Do you have back problems? Maybe you’ve heard sitting is the new cancer. Sitting at a desk for long periods can be very strenuous on your lower back.

A good chair goes a long way to keeping you comfortable and pain-free at work.

My wedding present from Katie was a $750 Aeron office chair. I sat in that chair 8-15 hours a day working for nine years until I switched to my stand-up desk. That comes out to about a fraction of a penny per hour to help prevent his back from hurting (I have back problems).

7. Cat food

Your cats deserve the best.

Not the dog, just let them clean up the floor to supplement their diet (only works if you have toddlers).
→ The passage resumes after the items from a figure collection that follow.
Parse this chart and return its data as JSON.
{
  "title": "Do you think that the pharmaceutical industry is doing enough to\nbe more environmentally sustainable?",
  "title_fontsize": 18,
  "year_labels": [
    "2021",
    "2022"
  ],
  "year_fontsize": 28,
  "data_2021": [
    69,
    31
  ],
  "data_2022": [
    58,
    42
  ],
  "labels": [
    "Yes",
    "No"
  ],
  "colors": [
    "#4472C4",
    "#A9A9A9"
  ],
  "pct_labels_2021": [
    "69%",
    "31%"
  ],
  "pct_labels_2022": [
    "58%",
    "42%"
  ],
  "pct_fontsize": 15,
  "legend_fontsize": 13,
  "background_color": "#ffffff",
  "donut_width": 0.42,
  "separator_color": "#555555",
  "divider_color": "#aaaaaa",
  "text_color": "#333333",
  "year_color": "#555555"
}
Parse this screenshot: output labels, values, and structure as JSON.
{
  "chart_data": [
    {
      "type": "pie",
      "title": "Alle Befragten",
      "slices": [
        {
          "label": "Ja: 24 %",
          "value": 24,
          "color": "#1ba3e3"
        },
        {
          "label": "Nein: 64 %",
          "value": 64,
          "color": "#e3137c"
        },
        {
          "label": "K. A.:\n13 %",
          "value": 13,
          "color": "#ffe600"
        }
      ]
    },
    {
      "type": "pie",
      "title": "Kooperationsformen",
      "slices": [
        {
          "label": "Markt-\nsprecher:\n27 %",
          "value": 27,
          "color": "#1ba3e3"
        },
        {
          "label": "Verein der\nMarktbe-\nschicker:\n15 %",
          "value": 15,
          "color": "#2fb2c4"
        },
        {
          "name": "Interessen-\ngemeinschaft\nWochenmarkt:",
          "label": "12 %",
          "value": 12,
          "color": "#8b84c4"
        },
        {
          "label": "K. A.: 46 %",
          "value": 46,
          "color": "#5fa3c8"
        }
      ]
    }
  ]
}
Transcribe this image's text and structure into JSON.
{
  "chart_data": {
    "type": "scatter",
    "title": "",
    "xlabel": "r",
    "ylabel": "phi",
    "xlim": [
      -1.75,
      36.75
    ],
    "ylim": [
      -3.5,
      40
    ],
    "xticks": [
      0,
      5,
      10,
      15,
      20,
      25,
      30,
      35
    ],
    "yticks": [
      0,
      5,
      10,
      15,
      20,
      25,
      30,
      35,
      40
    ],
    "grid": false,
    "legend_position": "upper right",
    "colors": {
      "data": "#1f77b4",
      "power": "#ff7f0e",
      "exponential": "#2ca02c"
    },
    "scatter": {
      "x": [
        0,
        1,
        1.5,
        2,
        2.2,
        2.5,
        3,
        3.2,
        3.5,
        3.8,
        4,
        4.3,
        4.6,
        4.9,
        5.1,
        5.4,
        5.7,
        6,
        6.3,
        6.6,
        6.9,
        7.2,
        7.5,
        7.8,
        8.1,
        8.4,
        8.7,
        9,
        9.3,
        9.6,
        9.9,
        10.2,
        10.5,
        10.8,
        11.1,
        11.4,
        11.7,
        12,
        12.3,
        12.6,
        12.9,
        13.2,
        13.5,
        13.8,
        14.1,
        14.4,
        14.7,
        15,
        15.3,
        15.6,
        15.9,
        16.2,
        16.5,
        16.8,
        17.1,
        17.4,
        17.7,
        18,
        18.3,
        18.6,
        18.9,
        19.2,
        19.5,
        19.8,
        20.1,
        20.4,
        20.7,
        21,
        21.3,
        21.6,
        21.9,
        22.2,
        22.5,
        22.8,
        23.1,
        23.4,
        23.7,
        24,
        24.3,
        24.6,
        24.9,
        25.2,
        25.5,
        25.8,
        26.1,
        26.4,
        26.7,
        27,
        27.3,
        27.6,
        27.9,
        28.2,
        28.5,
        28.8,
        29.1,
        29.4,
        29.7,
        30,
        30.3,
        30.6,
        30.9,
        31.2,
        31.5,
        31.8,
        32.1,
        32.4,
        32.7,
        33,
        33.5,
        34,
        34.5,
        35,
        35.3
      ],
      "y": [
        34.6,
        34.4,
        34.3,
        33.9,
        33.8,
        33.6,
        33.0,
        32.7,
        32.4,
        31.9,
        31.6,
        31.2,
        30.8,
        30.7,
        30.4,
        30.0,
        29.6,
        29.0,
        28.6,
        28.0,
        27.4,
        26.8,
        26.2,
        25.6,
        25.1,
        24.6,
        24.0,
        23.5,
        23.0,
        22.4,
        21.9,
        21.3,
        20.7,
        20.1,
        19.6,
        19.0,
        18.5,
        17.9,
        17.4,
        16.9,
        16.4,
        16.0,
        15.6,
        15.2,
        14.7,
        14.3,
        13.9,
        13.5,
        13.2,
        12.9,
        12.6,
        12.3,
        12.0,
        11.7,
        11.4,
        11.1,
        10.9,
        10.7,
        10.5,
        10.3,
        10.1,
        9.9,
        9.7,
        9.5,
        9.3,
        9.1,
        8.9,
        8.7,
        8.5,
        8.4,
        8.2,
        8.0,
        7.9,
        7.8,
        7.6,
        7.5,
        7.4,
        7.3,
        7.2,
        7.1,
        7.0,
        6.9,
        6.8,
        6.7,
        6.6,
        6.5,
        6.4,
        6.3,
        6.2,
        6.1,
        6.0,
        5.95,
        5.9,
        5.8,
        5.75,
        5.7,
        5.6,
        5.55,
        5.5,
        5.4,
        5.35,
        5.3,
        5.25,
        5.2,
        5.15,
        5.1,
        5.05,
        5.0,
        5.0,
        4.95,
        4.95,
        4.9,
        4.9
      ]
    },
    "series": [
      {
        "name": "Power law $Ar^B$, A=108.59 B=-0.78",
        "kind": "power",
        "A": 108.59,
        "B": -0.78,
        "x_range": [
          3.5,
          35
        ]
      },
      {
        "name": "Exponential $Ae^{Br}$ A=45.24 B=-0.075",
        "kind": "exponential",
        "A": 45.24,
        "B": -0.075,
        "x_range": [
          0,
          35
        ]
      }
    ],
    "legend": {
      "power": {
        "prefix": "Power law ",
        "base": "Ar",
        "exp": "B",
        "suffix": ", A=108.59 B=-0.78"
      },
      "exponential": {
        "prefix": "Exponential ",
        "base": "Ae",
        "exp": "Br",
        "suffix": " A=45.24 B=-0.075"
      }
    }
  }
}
What’s missing on this list?

Mattresses

You can find great mattresses for cheap at Walmart and Costco. So you’re not splurging. There are great quality and comfortable mattresses for $300-$400 depending on what size you need. You’re only splurging if you fall for the marketing hype that a $800+ mattress will give you a better night’s sleep.

Costco has great $400 memory foam mattresses from NovaForm that are just as comfortable as a $2,000 Tempurpedic.

Sheets

If you wear pajamas to bed, what percent of your body actually touches the sheets? The answer is not much. If you want to splurge on something, buy an expensive pillow case, so your face is comfortable.

We get our sheets at Bed, Bath & Beyond using one of the 20% off coupons.

The nice thing is BB&B will replace the sheets if something goes wrong. I was rolling over one night, and my elbow ripped a hole right through the fitted sheet. Katie brought it back and got a free replacement.

Sometimes, quality and comfort matter. If you’ve got the buffer in your budget, you can save money in the long run by spending extra now. Check out online reviews of products before you buy, and don’t be afraid to return something if you don’t like it. If you use common sense and spend a reasonable amount of money on stuff, you’ll come out ahead.